Unpacking Fashion's New AI Marketing Toolkit

Ever since Mango started to use Smartly, an AI-driven performance marketing tool, for social media ads, its revenue generated by these ads has quadrupled.
Using the platform, Mango's design team is able create brand templates that can be easily toggled between different versions of a photo of a dress, for example. Whereas before, creating different images required taking photos of different outfits in multiple settings.
The womenswear brand is far from the only fashion player to have figured out how to use artificial intelligence to optimise and boost the efficiency of advertising. Companies including sneaker retailer Foot Locker and German e-commerce giant Zalando are using AI for everything from product image backgrounds to quick-turnaround campaigns that align with social media microtrends.
Consumers go through content — and trends — so quickly today that advertisers struggle to keep up with analog creative production alone. AI's rapid generation capabilities help marketers produce more varied ads so viewers are less likely to tire of them as they scroll social media's endless feeds.

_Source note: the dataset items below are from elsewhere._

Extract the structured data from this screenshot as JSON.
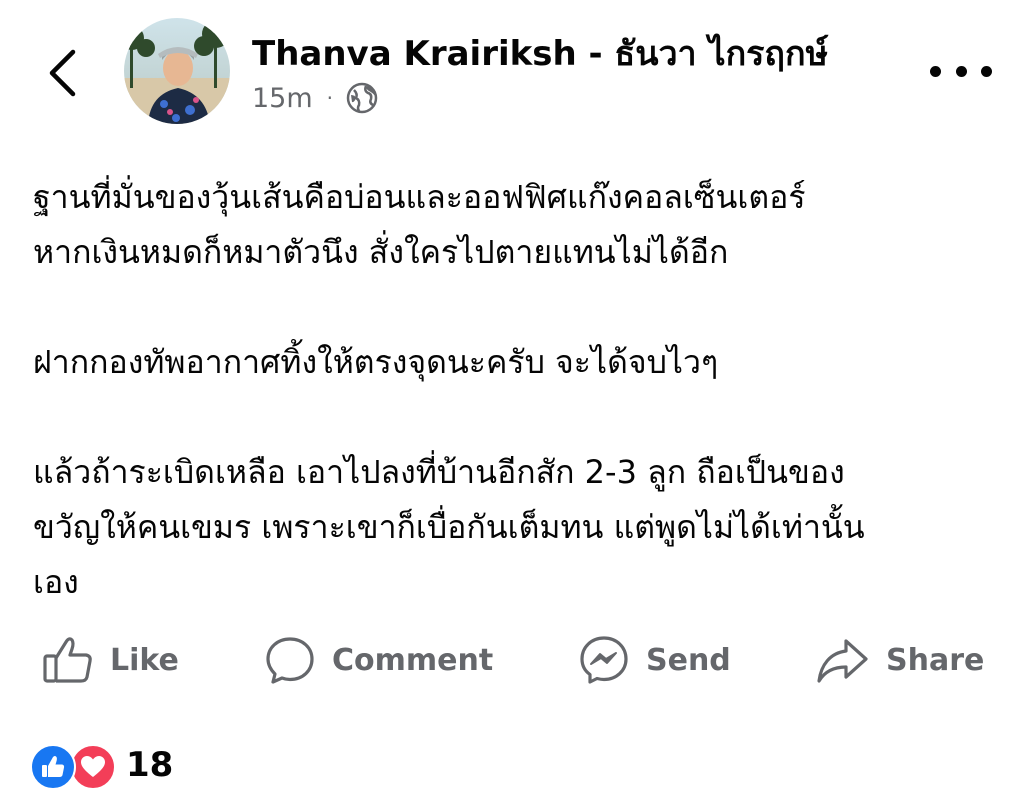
{
  "header": {
    "author_name": "Thanva Krairiksh - ธันวา ไกรฤกษ์",
    "timestamp": "15m",
    "separator": "·",
    "audience_icon": "globe-icon",
    "back_icon": "chevron-left-icon",
    "more_icon": "more-horizontal-icon"
  },
  "post": {
    "paragraphs": [
      [
        "ฐานที่มั่นของวุ้นเส้นคือบ่อนและออฟฟิศแก๊งคอลเซ็นเตอร์",
        "หากเงินหมดก็หมาตัวนึง สั่งใครไปตายแทนไม่ได้อีก"
      ],
      [
        "ฝากกองทัพอากาศทิ้งให้ตรงจุดนะครับ จะได้จบไวๆ"
      ],
      [
        "แล้วถ้าระเบิดเหลือ เอาไปลงที่บ้านอีกสัก 2-3 ลูก ถือเป็นของ",
        "ขวัญให้คนเขมร เพราะเขาก็เบื่อกันเต็มทน แต่พูดไม่ได้เท่านั้น",
        "เอง"
      ]
    ]
  },
  "actions": {
    "like": "Like",
    "comment": "Comment",
    "send": "Send",
    "share": "Share"
  },
  "reactions": {
    "count": "18",
    "types": [
      "like",
      "love"
    ]
  },
  "colors": {
    "text": "#050505",
    "secondary": "#65676b",
    "like_blue": "#1877f2",
    "love_red": "#f33e58"
  }
}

But figuring out the right formula to use AI is no small feat. New tools seem to pop up weekly and while some platforms excel at automatically generating images, they may lack the editing tools marketers need to ensure visuals stay on-brand. Brands must consider their unique needs — which can range from visualising creative ideas for a campaign and enhancing their product imagery with dynamic backgrounds to automatically targeting different audiences with different versions of the same ad — in order to determine the ways in which AI could amplify their creative production.
The most accessible AI tools are ChatGPT and Adobe's Firefly, which many agencies already use for easy image generation. Others favour more advanced platforms like Midjourney and Leonardo AI for greater creative control and experimentation. Meanwhile, AI agency Maison Meta and Zalando aggregate multiple AI technologies into their own platforms, curating the best tools for specific tasks like background generation and editing under one interface — Maison Meta also hosts workshops for clients like Mango to teach them how to use its toolkit.

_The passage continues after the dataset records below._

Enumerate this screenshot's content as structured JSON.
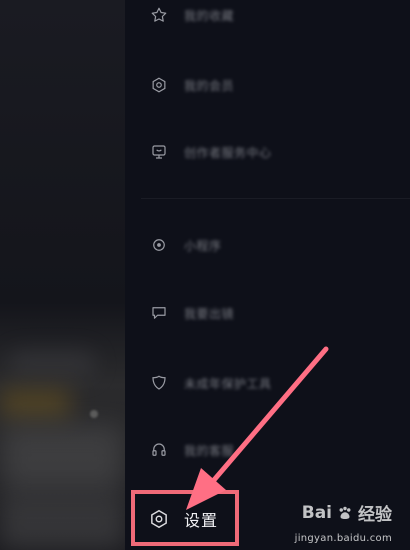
{
  "menu": {
    "items": [
      {
        "icon": "star-icon",
        "label": "我的收藏"
      },
      {
        "icon": "hexagon-icon",
        "label": "我的会员"
      },
      {
        "icon": "cart-icon",
        "label": "创作者服务中心"
      },
      {
        "icon": "gear-icon",
        "label": "小程序"
      },
      {
        "icon": "chat-icon",
        "label": "我要出镜"
      },
      {
        "icon": "shield-icon",
        "label": "未成年保护工具"
      },
      {
        "icon": "headset-icon",
        "label": "我的客服"
      }
    ],
    "settings": {
      "icon": "settings-hexagon-icon",
      "label": "设置"
    }
  },
  "watermark": {
    "brand": "Bai",
    "brand2": "经验",
    "url": "jingyan.baidu.com"
  },
  "colors": {
    "highlight": "#f06a78",
    "drawer_bg": "#0e1019"
  }
}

More advanced tools are able to connect the dots between image generation and ad optimisation on social media. Meta, for instance, has its own suite of AI tools called Advantage+, which includes creative enhancements that allow brands to customise their ads by animating imagery, adding music or enhancing copy. Platforms like Smartly and Pixis are also dedicated to optimising the creative content in ads, allowing marketers to create visual templates that can be automatically updated to cater to different customers across platforms like Meta, TikTok, Amazon and more. Footwear retailer JustFab, for example, was able to create a template for its broad product catalog by removing the backgrounds across all images and generating new seasonal scenes across using Smartly.

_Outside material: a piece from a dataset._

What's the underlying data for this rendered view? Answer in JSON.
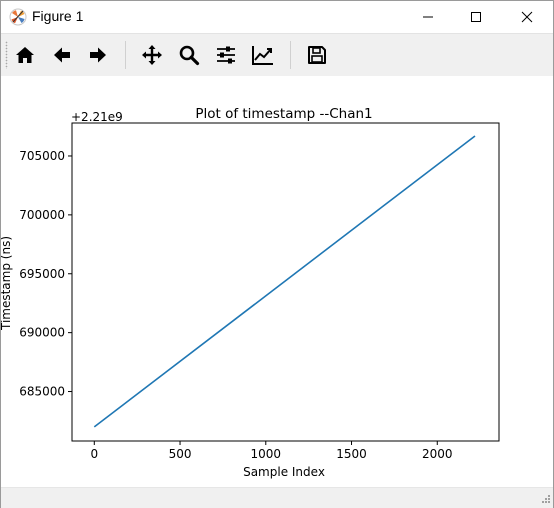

'It's the consumption happening now through social media that requires a volume that the marketing industry wasn't prepared for,' said PJ Pereira, creative chairman of advertising agency Pereira O'Dell. Lead With Human Creativity
Regardless of the AI tools, human creativity and artistic direction must come first. 'This is not the end of the creative director or the creative teams,' said Jason Widup, senior vice president of marketing at AI advertising company Pixis. 'What we're seeing is the creative teams want to create new, interesting, fun concepts. They want to be pushing the envelope. And AI still doesn't have human taste.'
What this looks like in practice is using traditional brainpower to come up with core campaign concepts, and then using AI to see how far the idea can be pushed — testing out how an image would look on Mars, for instance, or with a giraffe alongside a model, said Pereira. 'You can think and see in real time,' he said.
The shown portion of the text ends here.